An agent bill has a nasty property: it grows quadratically with conversation length (every turn re-sends the whole history), multiplies with every pattern you stack, and one runaway loop can burn a day’s budget in an hour. Cost control isn’t something finance adds later — it’s designed into the architecture.
The analogy
The meter and the circuit breaker. The meter tells you which appliance eats the electricity — no meter, no idea. The breaker cuts the power before the wiring catches fire — you don’t discover a short circuit through the bill. An agent needs both: visibility per step, and hard limits that trip automatically.
The principle
flowchart LR
R([request]) --> C{"stable prefix cached?"}
C -->|hit| CHEAP["~90% cheaper reading"]
C -->|miss| FULL["full-price processing"]
CHEAP --> LLM["model sized to the step"]
FULL --> LLM
LLM --> B{"budget & turn caps OK?"}
B -->|yes| OUT([continue])
B -->|exceeded| STOP([stop & report])
The four big levers, in order of impact:
- Prompt caching — put the stable content (system prompt, docs, tool schemas) first, the variable part last: the repeated prefix costs up to ~90% less.
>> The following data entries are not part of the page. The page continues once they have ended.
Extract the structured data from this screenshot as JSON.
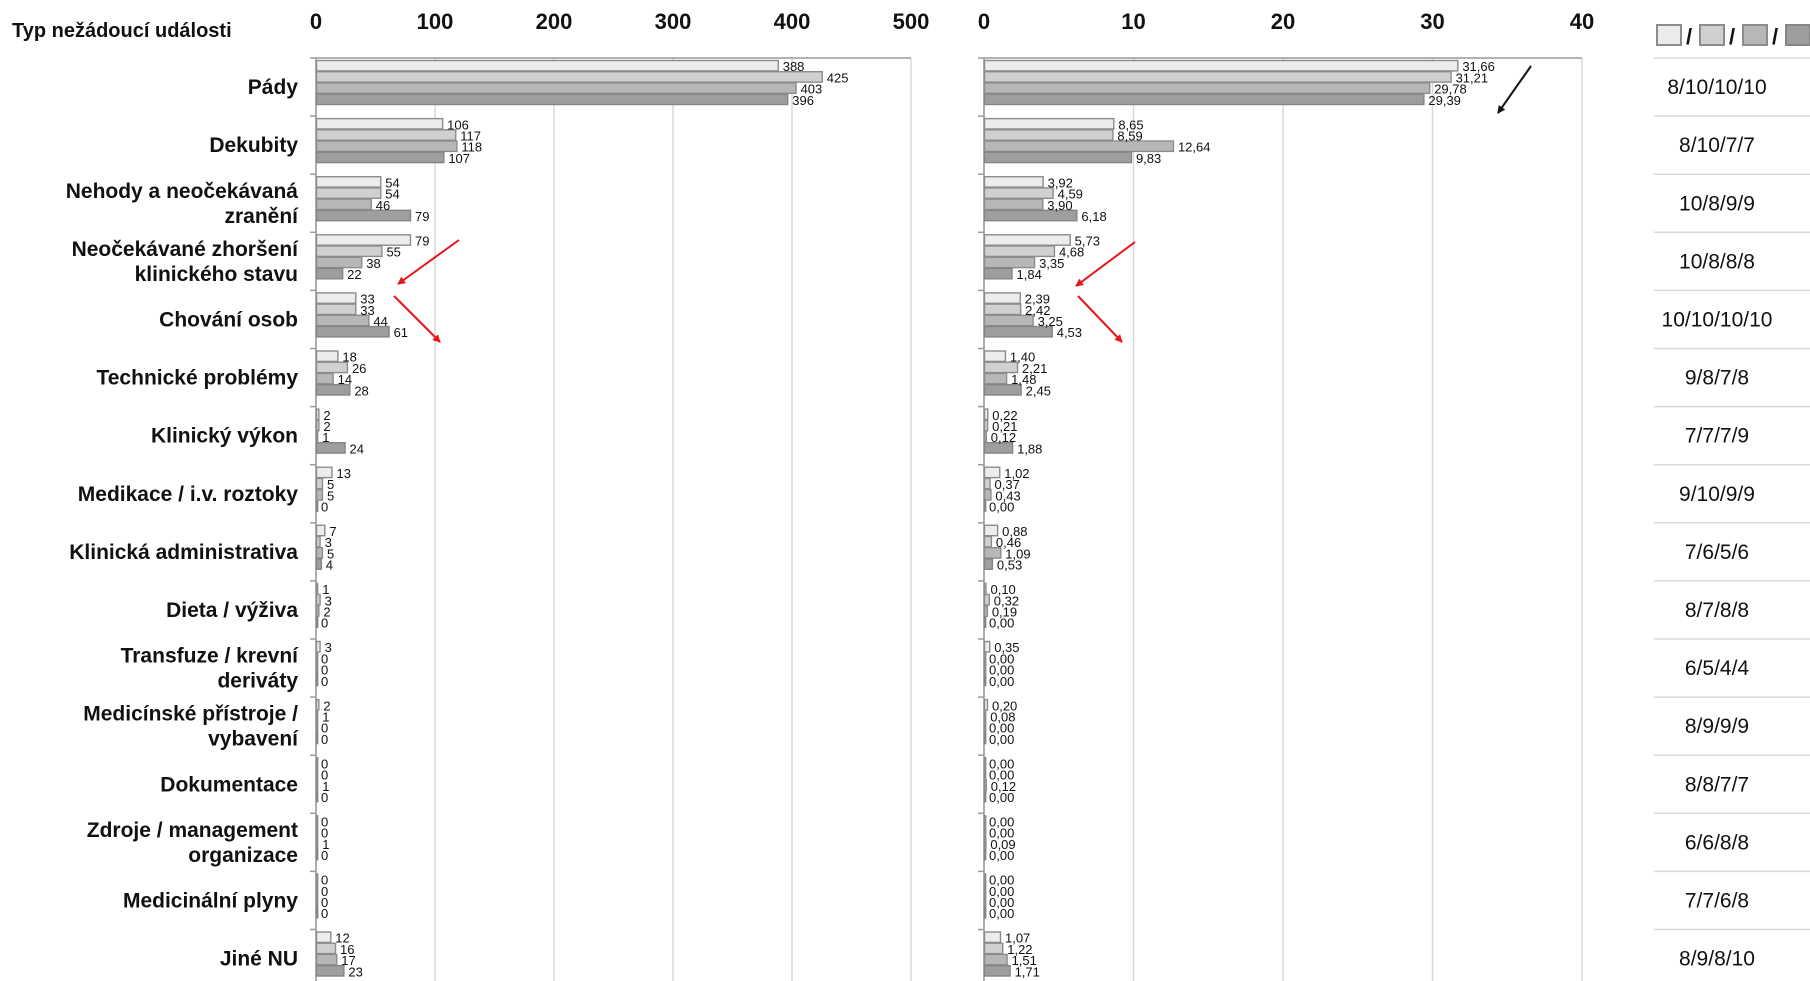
{
  "header": {
    "category_title": "Typ nežádoucí události"
  },
  "colors": {
    "s1": "#ececec",
    "s2": "#d0d0d0",
    "s3": "#b7b7b7",
    "s4": "#9e9e9e",
    "grid": "#d8d8d8",
    "arrow_red": "#e8141b",
    "arrow_black": "#111111"
  },
  "legend": {
    "separator": "/"
  },
  "arrows": {
    "left_panel": [
      "red-down-left",
      "red-down-right"
    ],
    "right_panel": [
      "black-down-left",
      "red-down-left",
      "red-down-right"
    ]
  },
  "chart_data": [
    {
      "type": "bar",
      "orientation": "horizontal",
      "title": "",
      "xlabel": "",
      "ylabel": "Typ nežádoucí události",
      "xlim": [
        0,
        500
      ],
      "ticks": [
        "0",
        "100",
        "200",
        "300",
        "400",
        "500"
      ],
      "grid": true,
      "categories": [
        "Pády",
        "Dekubity",
        "Nehody a neočekávaná zranění",
        "Neočekávané zhoršení klinického stavu",
        "Chování osob",
        "Technické problémy",
        "Klinický výkon",
        "Medikace / i.v. roztoky",
        "Klinická administrativa",
        "Dieta / výživa",
        "Transfuze / krevní deriváty",
        "Medicínské přístroje / vybavení",
        "Dokumentace",
        "Zdroje / management organizace",
        "Medicinální plyny",
        "Jiné NU"
      ],
      "series": [
        {
          "values": [
            388,
            106,
            54,
            79,
            33,
            18,
            2,
            13,
            7,
            1,
            3,
            2,
            0,
            0,
            0,
            12
          ]
        },
        {
          "values": [
            425,
            117,
            54,
            55,
            33,
            26,
            2,
            5,
            3,
            3,
            0,
            1,
            0,
            0,
            0,
            16
          ]
        },
        {
          "values": [
            403,
            118,
            46,
            38,
            44,
            14,
            1,
            5,
            5,
            2,
            0,
            0,
            1,
            1,
            0,
            17
          ]
        },
        {
          "values": [
            396,
            107,
            79,
            22,
            61,
            28,
            24,
            0,
            4,
            0,
            0,
            0,
            0,
            0,
            0,
            23
          ]
        }
      ]
    },
    {
      "type": "bar",
      "orientation": "horizontal",
      "title": "",
      "xlabel": "",
      "xlim": [
        0,
        40
      ],
      "ticks": [
        "0",
        "10",
        "20",
        "30",
        "40"
      ],
      "grid": true,
      "series": [
        {
          "values": [
            31.66,
            8.65,
            3.92,
            5.73,
            2.39,
            1.4,
            0.22,
            1.02,
            0.88,
            0.1,
            0.35,
            0.2,
            0.0,
            0.0,
            0.0,
            1.07
          ],
          "labels": [
            "31,66",
            "8,65",
            "3,92",
            "5,73",
            "2,39",
            "1,40",
            "0,22",
            "1,02",
            "0,88",
            "0,10",
            "0,35",
            "0,20",
            "0,00",
            "0,00",
            "0,00",
            "1,07"
          ]
        },
        {
          "values": [
            31.21,
            8.59,
            4.59,
            4.68,
            2.42,
            2.21,
            0.21,
            0.37,
            0.46,
            0.32,
            0.0,
            0.08,
            0.0,
            0.0,
            0.0,
            1.22
          ],
          "labels": [
            "31,21",
            "8,59",
            "4,59",
            "4,68",
            "2,42",
            "2,21",
            "0,21",
            "0,37",
            "0,46",
            "0,32",
            "0,00",
            "0,08",
            "0,00",
            "0,00",
            "0,00",
            "1,22"
          ]
        },
        {
          "values": [
            29.78,
            12.64,
            3.9,
            3.35,
            3.25,
            1.48,
            0.12,
            0.43,
            1.09,
            0.19,
            0.0,
            0.0,
            0.12,
            0.09,
            0.0,
            1.51
          ],
          "labels": [
            "29,78",
            "12,64",
            "3,90",
            "3,35",
            "3,25",
            "1,48",
            "0,12",
            "0,43",
            "1,09",
            "0,19",
            "0,00",
            "0,00",
            "0,12",
            "0,09",
            "0,00",
            "1,51"
          ]
        },
        {
          "values": [
            29.39,
            9.83,
            6.18,
            1.84,
            4.53,
            2.45,
            1.88,
            0.0,
            0.53,
            0.0,
            0.0,
            0.0,
            0.0,
            0.0,
            0.0,
            1.71
          ],
          "labels": [
            "29,39",
            "9,83",
            "6,18",
            "1,84",
            "4,53",
            "2,45",
            "1,88",
            "0,00",
            "0,53",
            "0,00",
            "0,00",
            "0,00",
            "0,00",
            "0,00",
            "0,00",
            "1,71"
          ]
        }
      ]
    },
    {
      "type": "table",
      "column": "legend-counts",
      "values": [
        "8/10/10/10",
        "8/10/7/7",
        "10/8/9/9",
        "10/8/8/8",
        "10/10/10/10",
        "9/8/7/8",
        "7/7/7/9",
        "9/10/9/9",
        "7/6/5/6",
        "8/7/8/8",
        "6/5/4/4",
        "8/9/9/9",
        "8/8/7/7",
        "6/6/8/8",
        "7/7/6/8",
        "8/9/8/10"
      ]
    }
  ]
}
- Right-size the model per step — routing and chaining let a cheap model do the easy 80% and reserve the strong one for the hard step.
- A lean context — prune history, summarize (see memory), disable unused tools: you pay the whole context on every turn.
- Hard limits — max turns, max tokens per answer (
max_tokens), max spend per task. An agent loop without a breaker is an open-ended invoice.
A concrete example
A document-processing pipeline, before and after:
before → one big model call per document, full context
10,000 docs/month ≈ $2,300
after → routing: small model classifies (90% stop there)
big model only for the 10% complex cases
static instructions cached
10,000 docs/month ≈ $410
Same output quality on the eval set — that’s the point of measuring both (see evaluate & observe).
The starter checklist
- Meter first: log tokens and cost per step, not just per month — you can’t cut what you can’t see.
- Order your prompt for the cache: stable first, variable last. It’s free money.
- Set the breakers on day one: max turns, max cost per task, timeout. Generous is fine; absent is not.
- Watch cost per outcome, not cost per call: a $0.40 task that replaces 20 human minutes is cheap; a $0.02 answer nobody can use is expensive.
The classic trap
Optimizing the price of the wrong thing. Teams shave input tokens while a retry loop silently triples volume, or switch to a cheaper model that fails 15% more — and the reruns eat the savings. Always read cost next to the eval scores: the cheapest system is the one that succeeds on the first try.